Jesse Jackson Jr. Breaks Ground in Peotone

The location is where he hopes construction for Chicago's third airport will begin

Congressman Jesse Jackson Jr. joined with pastors and community leaders on Saturday morning for a symbolic ground breaking at the location of where he hopes to build Chicago’s third airport.

“We're here today to plant a new and different seed -- an economic seed,” said Jackson at the ceremony. “ An economic seed that will create an airport, that will reap the immediate bounty of 1,000 jobs to build it; 15,000 more permanent jobs on opening day; and hundreds of thousands of new jobs over the next several decades.”

The symbolic ground breaking in Monee at 9 a.m. was a call of action for construction to begin on a project he has been promoting since taking office in 1995.

The project has been beset over the years by arguments over where to build the airport, opposition from major airlines and — most recently — a battle over who would control it. Jackson's Abraham Lincoln National Airport Commission, a grouping of 21 municipal governments in the Chicago area, is seeking the go-ahead from Governor Pat Quinn and says it has lined up $700 million in private funds and two developers.

On Thursday, United Continental Holdings Inc. CEO and Chairman Jeff Smisek spoke to the City Club of Chicago  and said "there's no demand" for a third airport. He said any benefits from a proposed third Chicago-area airport near Peotone would damage O'Hare International Airport. Smisek also says it's more important to modernize air traffic control systems at O'Hare rather than add runways.
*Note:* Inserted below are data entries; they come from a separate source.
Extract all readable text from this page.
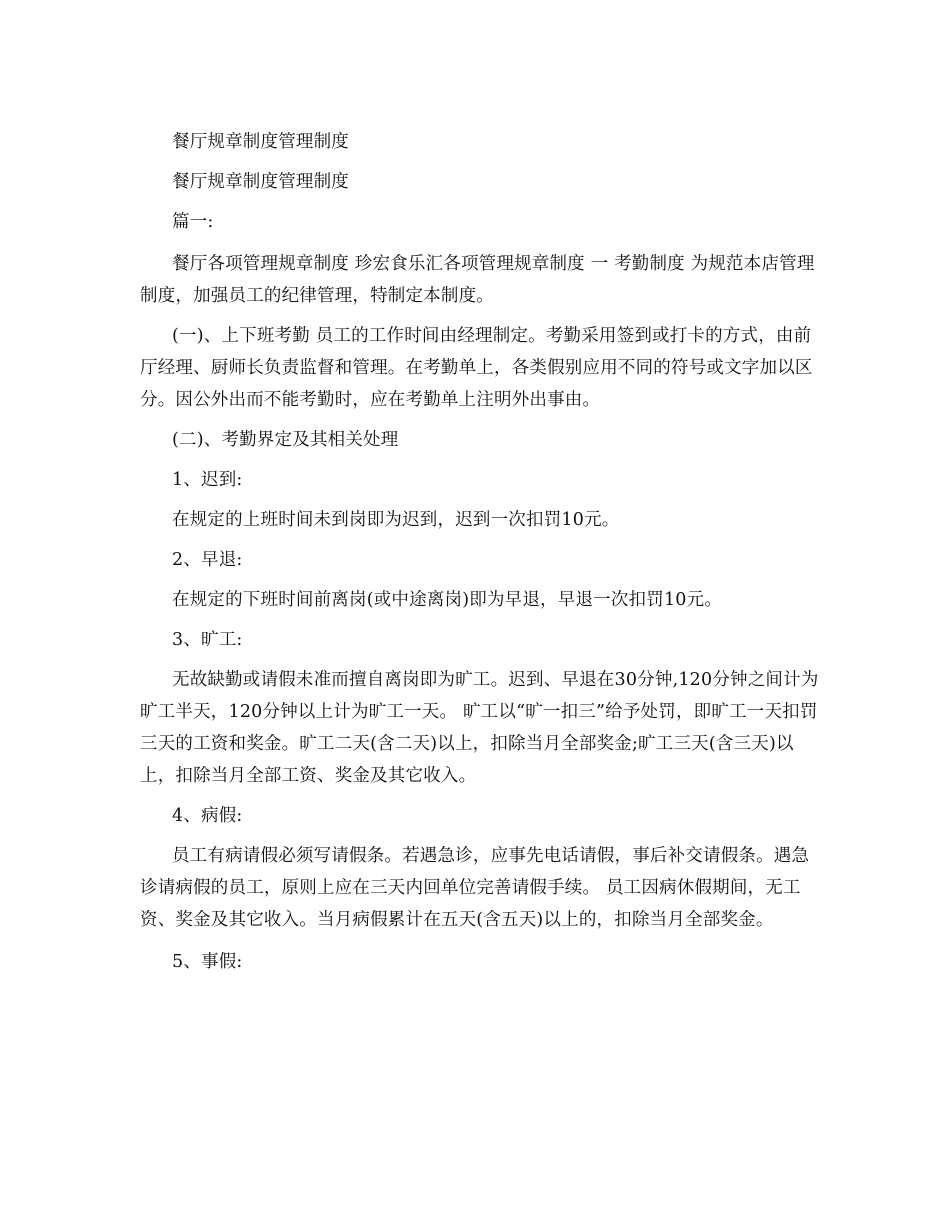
餐厅规章制度管理制度

餐厅规章制度管理制度

篇一:

餐厅各项管理规章制度 珍宏食乐汇各项管理规章制度 一 考勤制度 为规范本店管理制度，加强员工的纪律管理，特制定本制度。

(一)、上下班考勤 员工的工作时间由经理制定。考勤采用签到或打卡的方式，由前厅经理、厨师长负责监督和管理。在考勤单上，各类假别应用不同的符号或文字加以区分。因公外出而不能考勤时，应在考勤单上注明外出事由。

(二)、考勤界定及其相关处理

1、迟到:

在规定的上班时间未到岗即为迟到，迟到一次扣罚10元。

2、早退:

在规定的下班时间前离岗(或中途离岗)即为早退，早退一次扣罚10元。

3、旷工:

无故缺勤或请假未准而擅自离岗即为旷工。迟到、早退在30分钟,120分钟之间计为旷工半天，120分钟以上计为旷工一天。 旷工以“旷一扣三”给予处罚，即旷工一天扣罚三天的工资和奖金。旷工二天(含二天)以上，扣除当月全部奖金;旷工三天(含三天)以上，扣除当月全部工资、奖金及其它收入。

4、病假:

员工有病请假必须写请假条。若遇急诊，应事先电话请假，事后补交请假条。遇急诊请病假的员工，原则上应在三天内回单位完善请假手续。 员工因病休假期间，无工资、奖金及其它收入。当月病假累计在五天(含五天)以上的，扣除当月全部奖金。

5、事假:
Jackson says the airport would be built at no cost to taxpayers or airlines and would decrease fares by increasing competition, in addition to creating jobs.

Earlier this month, the Illinois Department of Transportation began clearing trees from the proposed site. Some of the local residents charged the tree cutting as IDOT's latest tactic in an ongoing campaign to intimidate locals near the proposed airport site on West Eagle Lake Road.

In March, Quinn threw his support behind building a third airport and pledged $100 million in state funds to buy land in Will County.